Compared with the nearest evolutionary relative, the chimpanzee, the human has a brain that is huge. At a point in the past, a common ancestor gave rise to the two species of humans and chimpanzees. That evolutionary history is long and is still an area of intense study. But something happened to increase the size of the human brain relative to the chimpanzee. Read this article in which the author explores the current understanding of why this happened.
According to one hypothesis about the expansion of brain size, what tissue might have been sacrificed so energy was available to grow our larger brain? Based on what you know about that tissue and nervous tissue, why would there be a trade-off between them in terms of energy use?
Energy is needed for the brain to develop and perform higher cognitive functions. That energy is not available for the muscle tissues to develop and function. The hypothesis suggests that humans have larger brains and less muscle mass, and chimpanzees have the smaller brains but more muscle mass.
1. Which lobe of the cerebral cortex is responsible for generating motor commands?
A) temporal
B) parietal
C) occipital
D) frontal
D
2. What region of the diencephalon coordinates homeostasis?
A) thalamus
B) epithalamus
C) hypothalamus
D) subthalamus
C
3. What level of the brain stem is the major input to the cerebellum?
A) midbrain
B) pons
C) medulla
D) spinal cord
B
4. What region of the spinal cord contains motor neurons that direct the movement of skeletal muscles?
A) anterior horn
B) posterior horn
C) lateral horn
D) alar plate
A
5. Brodmann’s areas map different regions of the ________ to particular functions.
A) cerebellum
B) cerebral cortex
C) basal forebrain
D) corpus callosum
B
1. Damage to specific regions of the cerebral cortex, such as through a stroke, can result in specific losses of function.

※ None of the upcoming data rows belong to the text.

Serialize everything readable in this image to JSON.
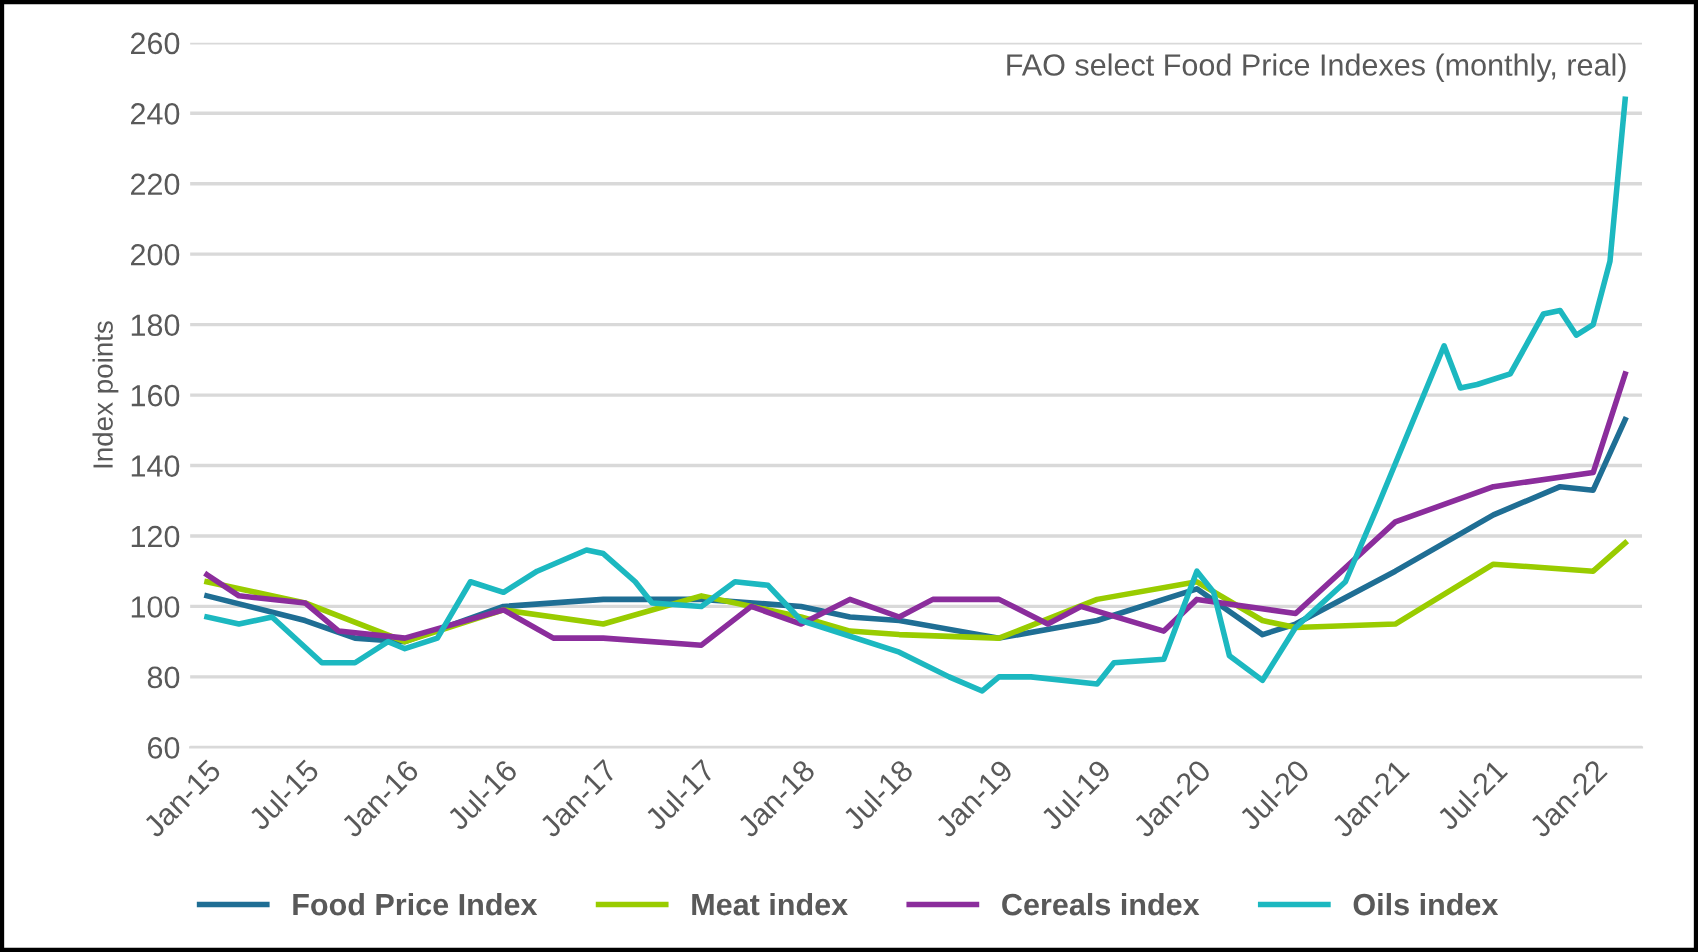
{
  "chart_data": {
    "type": "line",
    "title": "FAO select Food Price Indexes (monthly, real)",
    "ylabel": "Index points",
    "ylim": [
      60,
      260
    ],
    "yticks": [
      60,
      80,
      100,
      120,
      140,
      160,
      180,
      200,
      220,
      240,
      260
    ],
    "xlim": [
      "2014-12",
      "2022-04"
    ],
    "xticks": [
      {
        "value": "2015-01",
        "label": "Jan-15"
      },
      {
        "value": "2015-07",
        "label": "Jul-15"
      },
      {
        "value": "2016-01",
        "label": "Jan-16"
      },
      {
        "value": "2016-07",
        "label": "Jul-16"
      },
      {
        "value": "2017-01",
        "label": "Jan-17"
      },
      {
        "value": "2017-07",
        "label": "Jul-17"
      },
      {
        "value": "2018-01",
        "label": "Jan-18"
      },
      {
        "value": "2018-07",
        "label": "Jul-18"
      },
      {
        "value": "2019-01",
        "label": "Jan-19"
      },
      {
        "value": "2019-07",
        "label": "Jul-19"
      },
      {
        "value": "2020-01",
        "label": "Jan-20"
      },
      {
        "value": "2020-07",
        "label": "Jul-20"
      },
      {
        "value": "2021-01",
        "label": "Jan-21"
      },
      {
        "value": "2021-07",
        "label": "Jul-21"
      },
      {
        "value": "2022-01",
        "label": "Jan-22"
      }
    ],
    "grid": "y",
    "legend": "bottom",
    "marker": "none",
    "line_style": "solid",
    "series": [
      {
        "name": "Food Price Index",
        "color": "#1f6e94",
        "x": [
          "2015-01",
          "2015-07",
          "2015-10",
          "2016-01",
          "2016-07",
          "2017-01",
          "2017-07",
          "2018-01",
          "2018-04",
          "2018-07",
          "2019-01",
          "2019-07",
          "2020-01",
          "2020-05",
          "2020-07",
          "2021-01",
          "2021-07",
          "2021-11",
          "2022-01",
          "2022-03"
        ],
        "values": [
          103,
          96,
          91,
          90,
          100,
          102,
          102,
          100,
          97,
          96,
          91,
          96,
          105,
          92,
          95,
          110,
          126,
          134,
          133,
          153
        ]
      },
      {
        "name": "Meat index",
        "color": "#99cc00",
        "x": [
          "2015-01",
          "2015-07",
          "2016-01",
          "2016-07",
          "2017-01",
          "2017-07",
          "2018-01",
          "2018-04",
          "2018-07",
          "2019-01",
          "2019-07",
          "2020-01",
          "2020-05",
          "2020-07",
          "2021-01",
          "2021-07",
          "2022-01",
          "2022-03"
        ],
        "values": [
          107,
          101,
          90,
          99,
          95,
          103,
          97,
          93,
          92,
          91,
          102,
          107,
          96,
          94,
          95,
          112,
          110,
          118
        ]
      },
      {
        "name": "Cereals index",
        "color": "#8b2d9c",
        "x": [
          "2015-01",
          "2015-03",
          "2015-07",
          "2015-09",
          "2016-01",
          "2016-07",
          "2016-10",
          "2017-01",
          "2017-07",
          "2017-10",
          "2018-01",
          "2018-04",
          "2018-07",
          "2018-09",
          "2019-01",
          "2019-04",
          "2019-06",
          "2019-11",
          "2020-01",
          "2020-07",
          "2021-01",
          "2021-07",
          "2022-01",
          "2022-03"
        ],
        "values": [
          109,
          103,
          101,
          93,
          91,
          99,
          91,
          91,
          89,
          100,
          95,
          102,
          97,
          102,
          102,
          95,
          100,
          93,
          102,
          98,
          124,
          134,
          138,
          166
        ]
      },
      {
        "name": "Oils index",
        "color": "#1cb8c0",
        "x": [
          "2015-01",
          "2015-03",
          "2015-05",
          "2015-08",
          "2015-10",
          "2015-12",
          "2016-01",
          "2016-03",
          "2016-05",
          "2016-07",
          "2016-09",
          "2016-12",
          "2017-01",
          "2017-03",
          "2017-04",
          "2017-07",
          "2017-09",
          "2017-11",
          "2018-01",
          "2018-07",
          "2018-10",
          "2018-12",
          "2019-01",
          "2019-03",
          "2019-07",
          "2019-08",
          "2019-11",
          "2020-01",
          "2020-02",
          "2020-03",
          "2020-05",
          "2020-07",
          "2020-10",
          "2020-12",
          "2021-04",
          "2021-05",
          "2021-06",
          "2021-08",
          "2021-10",
          "2021-11",
          "2021-12",
          "2022-01",
          "2022-02",
          "2022-03"
        ],
        "values": [
          97,
          95,
          97,
          84,
          84,
          90,
          88,
          91,
          107,
          104,
          110,
          116,
          115,
          107,
          101,
          100,
          107,
          106,
          96,
          87,
          80,
          76,
          80,
          80,
          78,
          84,
          85,
          110,
          104,
          86,
          79,
          94,
          107,
          129,
          174,
          162,
          163,
          166,
          183,
          184,
          177,
          180,
          198,
          244
        ]
      }
    ]
  }
}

What functions would likely be lost by a stroke in the temporal lobe?
The temporal lobe has sensory functions associated with hearing and vision, as well as being important for memory. A stroke in the temporal lobe can result in specific sensory deficits in these systems (known as agnosias) or losses in memory.
2. Why do the anatomical inputs to the cerebellum suggest that it can compare motor commands and sensory feedback?
A copy of descending input from the cerebrum to the spinal cord, through the pons, and sensory feedback from the spinal cord and special senses like balance, through the medulla, both go to the cerebellum. It can therefore send output through the midbrain that will correct spinal cord control of skeletal muscle movements.